When inserting new entries into an existing table, it is essential to remember that files are unchangeable. This means that the new values cannot simply be added to the existing files. Instead, a new file must be created that contains the new values and expands the table in this way. Also, a new metadata snippet is added that records the added file and statistics about the data in this new file, such as minimal-maximal-value-ranges of each column.
If an entry in a table must be deleted, again, the file containing this entry cannot be changed directly. Alternatively, this file is replaced by a new one. To do this, all entries of the old file, except the one to be deleted, are copied to the new file. A new metadata snippet marks the old file as deleted, while the new one is added. Some statistics about the entries of the new file are also written to the metadata snippet.
With each new DML, a new metadata section is added, documenting which actions were performed by the DML and which new statistics apply. How this metadata management enables increased query performance will be explained in the following.
Select, Pruning, Time Travel and Cloning
Snowflake provides basic functionalities of query-based languages like select as well as special operations like time travel and zero-copy cloning. For all those operations, it uses metadata information to reduce the number of files to be queried. As a result, fewer files need to be loaded from cloud storage and scanned, which significantly improves query performance.
If a user queries a table so that the query could look like “SELECT * FROM table t”, the query optimizer first computes a scan set. This is the reduced set of files that is actually relevant for calculating the search result. Using the t table from the previous chapter, the scan set of the above query would include all files that are marked as added but not deleted in the metadata snippets, namely File 1, File 3, and File 4. Since the query does not contain a WHERE clause, there is nothing else to do except to send the scan set together with the query plan to the execution level to process it.
If a query has a pruning predicate, such as the query “SELECT * FROM table t WHERE user ID = 5”, the same scan set as described above is generated in the first step. The statistics of each file contained in the metadata snippets are then used to reduce the scan set further. As mentioned in the previous chapter, these statistics include the range of values for each column of a file. With this knowledge, Snowflake can easily compare the pruning predicate, user ID = 5, with these ranges. This way, it is possible to determine the file that actually contains the desired value; here, it is File 4. Now only this single file has to be processed in the execution layer, which is much faster than scanning all files of the original scan set.

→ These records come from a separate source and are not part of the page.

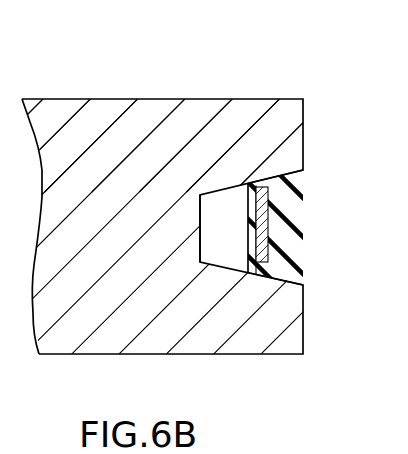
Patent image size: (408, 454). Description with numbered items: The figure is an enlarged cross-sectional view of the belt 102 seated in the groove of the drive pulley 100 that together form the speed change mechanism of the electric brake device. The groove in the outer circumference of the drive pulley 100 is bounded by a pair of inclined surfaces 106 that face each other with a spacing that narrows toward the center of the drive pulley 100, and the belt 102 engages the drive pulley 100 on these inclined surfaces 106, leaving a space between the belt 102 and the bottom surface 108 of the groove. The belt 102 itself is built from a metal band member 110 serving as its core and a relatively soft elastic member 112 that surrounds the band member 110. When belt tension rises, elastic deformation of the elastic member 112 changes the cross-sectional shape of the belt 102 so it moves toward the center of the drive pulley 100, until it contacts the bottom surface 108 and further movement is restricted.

The drive pulley 100 is at (165, 113).
The belt 102 is at (300, 269).
The inclined surfaces 106 is at (288, 172).
The bottom surface 108 is at (212, 251).
The band member 110 is at (292, 261).
The elastic member 112 is at (290, 245).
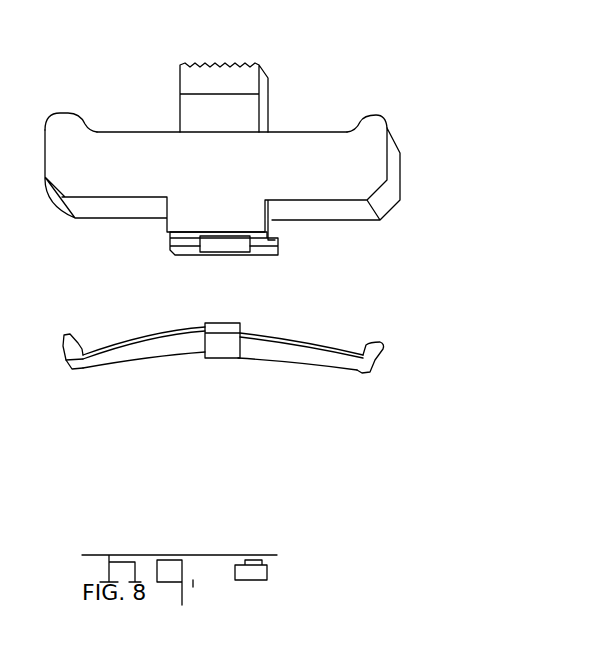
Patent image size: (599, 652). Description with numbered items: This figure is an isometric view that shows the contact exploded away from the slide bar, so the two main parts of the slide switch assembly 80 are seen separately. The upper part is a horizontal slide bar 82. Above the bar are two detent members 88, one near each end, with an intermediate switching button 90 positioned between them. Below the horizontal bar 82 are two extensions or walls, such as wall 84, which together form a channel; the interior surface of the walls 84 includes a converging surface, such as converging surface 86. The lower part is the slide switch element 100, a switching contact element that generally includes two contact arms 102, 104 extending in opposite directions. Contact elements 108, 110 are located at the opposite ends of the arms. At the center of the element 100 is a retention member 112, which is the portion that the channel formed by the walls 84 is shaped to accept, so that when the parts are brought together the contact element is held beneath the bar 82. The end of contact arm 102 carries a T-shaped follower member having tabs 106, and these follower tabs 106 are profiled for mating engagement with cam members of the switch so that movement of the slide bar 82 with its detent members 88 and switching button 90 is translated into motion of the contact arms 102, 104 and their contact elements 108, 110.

The slide switch assembly 80 is at (284, 148).
The horizontal slide bar 82 is at (127, 150).
The extensions or walls 84 is at (180, 215).
The converging surface 86 is at (240, 257).
The detent members 88 is at (62, 111).
The switching button 90 is at (260, 65).
The slide switch element 100 is at (289, 384).
The contact arm 102 is at (148, 352).
The contact arm 104 is at (315, 358).
The tabs 106 is at (68, 367).
The contact element 108 is at (86, 370).
The contact element 110 is at (413, 358).
The retention member 112 is at (240, 325).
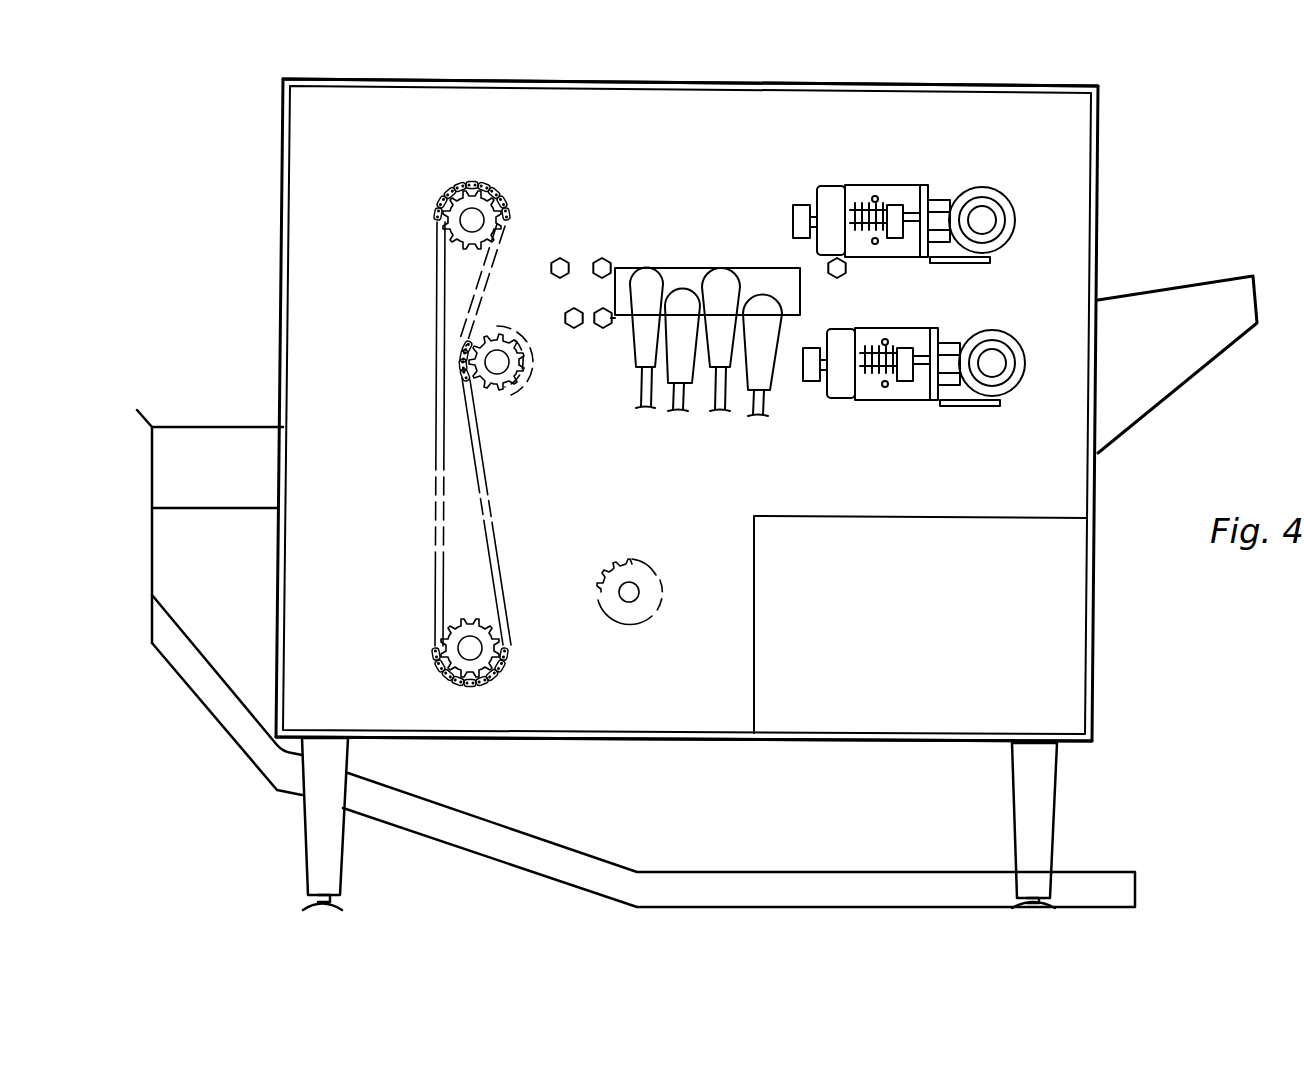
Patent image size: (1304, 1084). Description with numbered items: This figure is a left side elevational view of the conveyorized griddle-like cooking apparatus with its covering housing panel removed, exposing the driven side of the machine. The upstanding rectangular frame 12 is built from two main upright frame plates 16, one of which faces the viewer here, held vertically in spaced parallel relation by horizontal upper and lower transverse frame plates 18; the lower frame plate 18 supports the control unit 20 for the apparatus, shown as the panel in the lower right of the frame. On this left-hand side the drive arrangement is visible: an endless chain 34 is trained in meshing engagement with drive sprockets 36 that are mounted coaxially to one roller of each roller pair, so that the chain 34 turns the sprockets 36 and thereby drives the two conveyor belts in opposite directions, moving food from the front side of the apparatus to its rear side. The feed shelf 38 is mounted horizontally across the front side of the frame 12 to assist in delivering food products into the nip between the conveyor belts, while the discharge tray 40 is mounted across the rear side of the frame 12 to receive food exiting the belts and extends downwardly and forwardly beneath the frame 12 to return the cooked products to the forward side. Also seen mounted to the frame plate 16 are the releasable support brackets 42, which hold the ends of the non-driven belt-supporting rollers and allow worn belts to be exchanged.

The frame 12 is at (960, 83).
The upright frame plate 16 is at (592, 112).
The transverse frame plate 18 is at (680, 85).
The control unit 20 is at (1073, 672).
The endless chain 34 is at (442, 563).
The drive sprocket 36 is at (457, 213).
The feed shelf 38 is at (1162, 297).
The discharge tray 40 is at (152, 478).
The releasable support bracket 42 is at (875, 190).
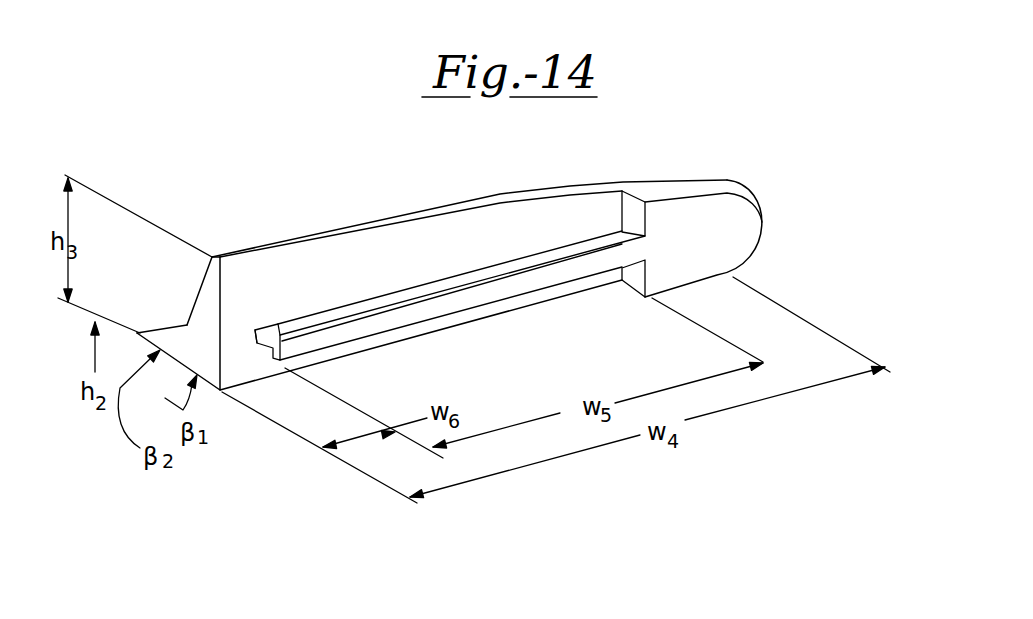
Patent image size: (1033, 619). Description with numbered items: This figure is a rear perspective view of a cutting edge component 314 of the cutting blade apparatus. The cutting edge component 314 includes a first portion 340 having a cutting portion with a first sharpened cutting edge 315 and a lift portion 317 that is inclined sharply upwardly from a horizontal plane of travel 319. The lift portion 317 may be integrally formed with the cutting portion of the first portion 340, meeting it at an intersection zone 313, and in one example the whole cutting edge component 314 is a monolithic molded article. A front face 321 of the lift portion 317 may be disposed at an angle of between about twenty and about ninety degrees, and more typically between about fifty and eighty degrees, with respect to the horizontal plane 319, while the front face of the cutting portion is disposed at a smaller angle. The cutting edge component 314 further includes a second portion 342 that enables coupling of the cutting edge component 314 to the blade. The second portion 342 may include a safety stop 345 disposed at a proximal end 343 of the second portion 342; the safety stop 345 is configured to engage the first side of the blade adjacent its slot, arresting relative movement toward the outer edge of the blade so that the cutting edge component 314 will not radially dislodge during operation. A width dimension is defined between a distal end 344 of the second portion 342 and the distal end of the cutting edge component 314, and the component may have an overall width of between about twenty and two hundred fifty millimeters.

Another function is time travel. Since the metadata sections can also contain timestamps, users can select files that existed at a specific time. This means that if a file is deleted at 3 pm and a user then asks for all the files that existed at 2 pm, he will also receive the deleted file. This is only possible because Snowflake never physically deletes a file, but only marks it as deleted. A corresponding query could look like “SELECT * FROM table t at (timestamp =>'2pm')”. In detail, the scan set is reduced to the state of the given timestamp before either an additional pruning predicate is executed or the query is sent to the execution level. For Snowflake users, this function is limited to 24 hours by default, allowing users to revoke any modifications made in this timeframe.
The zero-copy clone is a feature that extends the SQL standard to enable table cloning in a memory-saving and performant manner. Here, no real data is cloned in the cloud, only the metadata of the files. Hence the term zero-copy. An example would be the query “Create table t2 clone table t”. To perform such an operation, all metadata snippets of the source table t are combined in a new metadata snippet. This metadata is then assigned to the new table t2 and will be the basis for all future queries on this table. In combination with the time travel function, this technique allows the user to create a zero-copy clone of a table with its contents at a specific time. This can be useful for backup or testing purposes.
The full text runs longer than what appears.